The signs include wandering aimlessly, getting stuck in corners or behind furniture, staring at walls, forgetting house training, sleeping more during the day and being restless at night, losing interest in food or walks, pacing in repetitive patterns, and not recognizing familiar people. Some dogs become more anxious or even aggressive. These changes tend to creep in gradually, with owners noticing one or two things at first and then more over weeks or months. If your Yorkie is over 10 and the personality shifts have been slow and progressive, cognitive decline is a strong possibility.
When the Behavior Needs Urgent Attention
Some “weird” behaviors are actually emergencies. Get to a vet immediately if your Yorkie is having a seizure or collapsing, struggling to breathe or choking, vomiting or having diarrhea repeatedly over several hours, showing a swollen or hard belly, bleeding from any opening, or has eaten something potentially toxic (chocolate, xylitol-sweetened gum, grapes, rat poison, or medications).

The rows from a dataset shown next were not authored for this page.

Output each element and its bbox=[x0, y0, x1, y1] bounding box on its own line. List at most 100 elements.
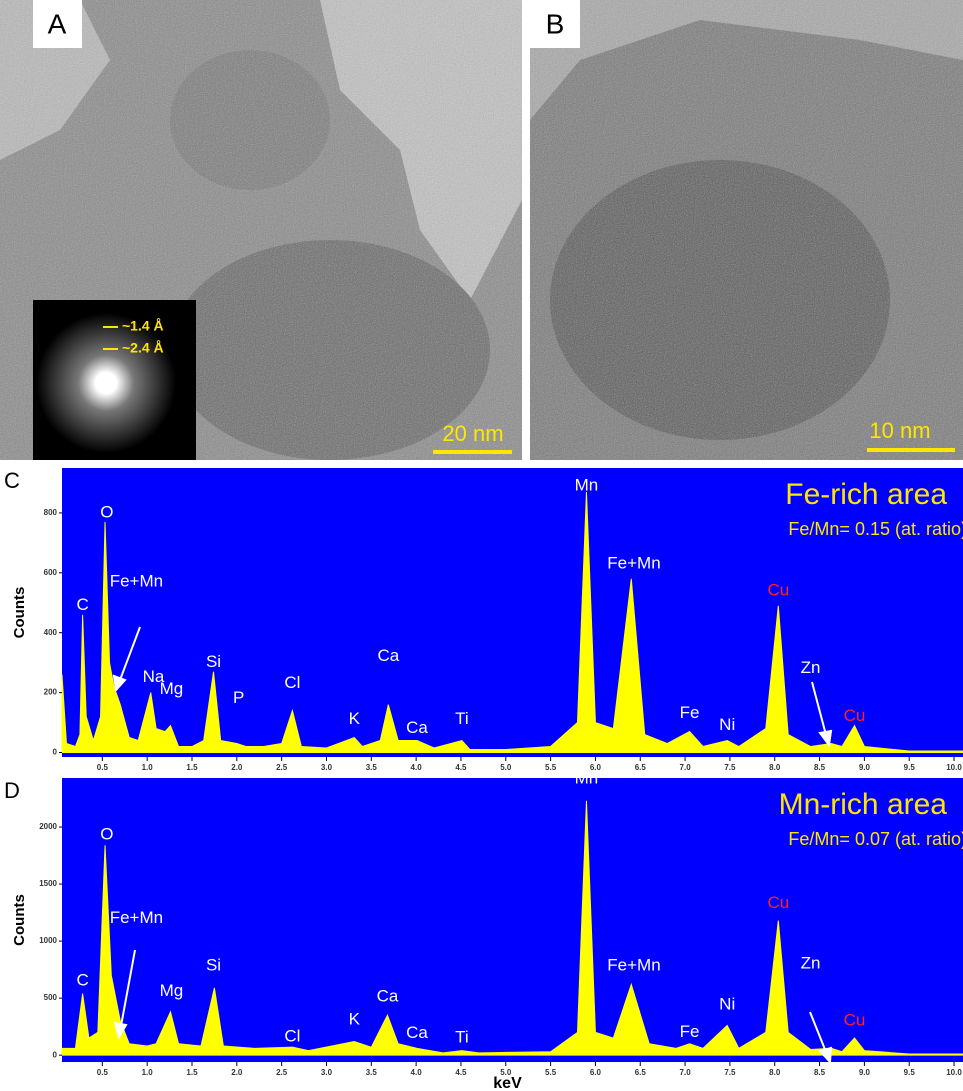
x-tick-label: 3.5 bbox=[366, 763, 378, 772]
x-tick-label: 5.0 bbox=[500, 763, 512, 772]
peak-label: Cu bbox=[844, 1010, 866, 1029]
x-tick-label: 0.5 bbox=[97, 1068, 109, 1077]
x-tick-label: 9.5 bbox=[904, 763, 916, 772]
peak-label: Ni bbox=[719, 994, 735, 1013]
x-tick-label: 8.0 bbox=[769, 763, 781, 772]
panel-letter: D bbox=[4, 778, 20, 803]
x-tick-label: 6.5 bbox=[635, 1068, 647, 1077]
x-tick-label: 8.5 bbox=[814, 763, 826, 772]
peak-label: Ti bbox=[455, 1028, 469, 1047]
x-tick-label: 0.5 bbox=[97, 763, 109, 772]
x-tick-label: 4.0 bbox=[411, 1068, 423, 1077]
peak-label: C bbox=[76, 971, 88, 990]
chart-subtitle: Fe/Mn= 0.07 (at. ratio) bbox=[788, 829, 963, 849]
peak-label: C bbox=[76, 595, 88, 614]
x-tick-label: 9.0 bbox=[859, 763, 871, 772]
x-tick-label: 2.5 bbox=[276, 1068, 288, 1077]
x-tick-label: 1.0 bbox=[142, 1068, 154, 1077]
ring-label: ~2.4 Å bbox=[122, 340, 164, 356]
panel-letter: B bbox=[546, 8, 565, 39]
x-tick-label: 7.5 bbox=[724, 763, 736, 772]
y-tick-label: 1500 bbox=[39, 879, 57, 888]
peak-label: Cu bbox=[767, 580, 789, 599]
peak-label: K bbox=[349, 1009, 361, 1028]
peak-label: Si bbox=[206, 956, 221, 975]
peak-label: Cu bbox=[767, 893, 789, 912]
peak-label: Ni bbox=[719, 715, 735, 734]
x-tick-label: 7.0 bbox=[680, 763, 692, 772]
x-tick-label: 3.0 bbox=[321, 763, 333, 772]
peak-label: Ca bbox=[377, 986, 399, 1005]
peak-label: Cu bbox=[844, 706, 866, 725]
x-tick-label: 10.0 bbox=[946, 763, 962, 772]
x-tick-label: 10.0 bbox=[946, 1068, 962, 1077]
peak-label: Fe+Mn bbox=[110, 571, 163, 590]
y-tick-label: 800 bbox=[44, 508, 58, 517]
x-tick-label: 1.5 bbox=[186, 763, 198, 772]
x-tick-label: 4.0 bbox=[411, 763, 423, 772]
peak-label: Si bbox=[206, 652, 221, 671]
peak-label: O bbox=[100, 825, 113, 844]
panel-letter: C bbox=[4, 468, 20, 493]
peak-label: Mn bbox=[575, 769, 599, 788]
chart-title: Fe-rich area bbox=[785, 478, 947, 511]
peak-label: Fe+Mn bbox=[110, 908, 163, 927]
ring-label: ~1.4 Å bbox=[122, 318, 164, 334]
peak-label: Fe bbox=[680, 703, 700, 722]
tem-image-b: B 10 nm bbox=[530, 0, 963, 460]
x-tick-label: 5.0 bbox=[500, 1068, 512, 1077]
chart-subtitle: Fe/Mn= 0.15 (at. ratio) bbox=[788, 519, 963, 539]
peak-label: Cl bbox=[284, 673, 300, 692]
peak-label: Zn bbox=[801, 658, 821, 677]
peak-label: Mg bbox=[160, 679, 184, 698]
y-tick-label: 1000 bbox=[39, 936, 57, 945]
peak-label: Mn bbox=[575, 475, 599, 494]
x-tick-label: 5.5 bbox=[545, 1068, 557, 1077]
x-tick-label: 2.5 bbox=[276, 763, 288, 772]
peak-label: Na bbox=[143, 667, 165, 686]
y-tick-label: 0 bbox=[53, 1050, 58, 1059]
x-tick-label: 4.5 bbox=[455, 1068, 467, 1077]
y-tick-label: 200 bbox=[44, 688, 58, 697]
x-tick-label: 7.0 bbox=[680, 1068, 692, 1077]
x-tick-label: 3.0 bbox=[321, 1068, 333, 1077]
x-tick-label: 4.5 bbox=[455, 763, 467, 772]
x-tick-label: 2.0 bbox=[231, 763, 243, 772]
peak-label: Ca bbox=[406, 718, 428, 737]
scale-bar-label: 20 nm bbox=[442, 421, 503, 446]
peak-label: Cl bbox=[284, 1026, 300, 1045]
scale-bar-label: 10 nm bbox=[869, 418, 930, 443]
y-tick-label: 400 bbox=[44, 628, 58, 637]
peak-label: Zn bbox=[801, 953, 821, 972]
x-tick-label: 6.5 bbox=[635, 763, 647, 772]
spectra: 0.5 1.0 1.5 2.0 2.5 3.0 3.5 4.0 4.5 5.0 5.5 6.0 6.5 7… bbox=[4, 468, 963, 1091]
peak-label: Mg bbox=[160, 981, 184, 1000]
y-tick-label: 600 bbox=[44, 568, 58, 577]
x-tick-label: 6.0 bbox=[590, 1068, 602, 1077]
x-axis-label: keV bbox=[493, 1075, 522, 1091]
peak-label: Fe bbox=[680, 1022, 700, 1041]
peak-label: P bbox=[233, 688, 244, 707]
y-tick-label: 500 bbox=[44, 993, 58, 1002]
peak-label: Ca bbox=[406, 1023, 428, 1042]
x-tick-label: 3.5 bbox=[366, 1068, 378, 1077]
x-tick-label: 1.0 bbox=[142, 763, 154, 772]
spectrum bbox=[61, 491, 963, 754]
panel-letter: A bbox=[48, 8, 67, 39]
peak-label: Fe+Mn bbox=[607, 956, 660, 975]
x-tick-label: 7.5 bbox=[724, 1068, 736, 1077]
y-axis-label: Counts bbox=[11, 587, 28, 639]
peak-label: O bbox=[100, 502, 113, 521]
arrows bbox=[112, 626, 833, 1065]
y-tick-label: 2000 bbox=[39, 822, 57, 831]
tem-image-a: A ~1.4 Å ~2.4 Å 20 nm bbox=[0, 0, 522, 460]
x-tick-label: 1.5 bbox=[186, 1068, 198, 1077]
chart-title: Mn-rich area bbox=[779, 788, 948, 821]
peak-label: Fe+Mn bbox=[607, 553, 660, 572]
x-tick-label: 9.0 bbox=[859, 1068, 871, 1077]
y-axis-label: Counts bbox=[11, 894, 28, 946]
y-tick-label: 0 bbox=[53, 748, 58, 757]
spectrum bbox=[61, 800, 963, 1056]
x-tick-label: 6.0 bbox=[590, 763, 602, 772]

A healthy small dog at rest has a heart rate of 90 to 120 beats per minute, breathes 18 to 24 times per minute, and has a body temperature between 100 and 102.5°F. If you can check any of these and they fall significantly outside those ranges, that’s useful information to share when you call the vet. Persistently rapid breathing, a heart rate well above 120 at rest, or a temperature over 103°F all suggest something that needs same-day evaluation.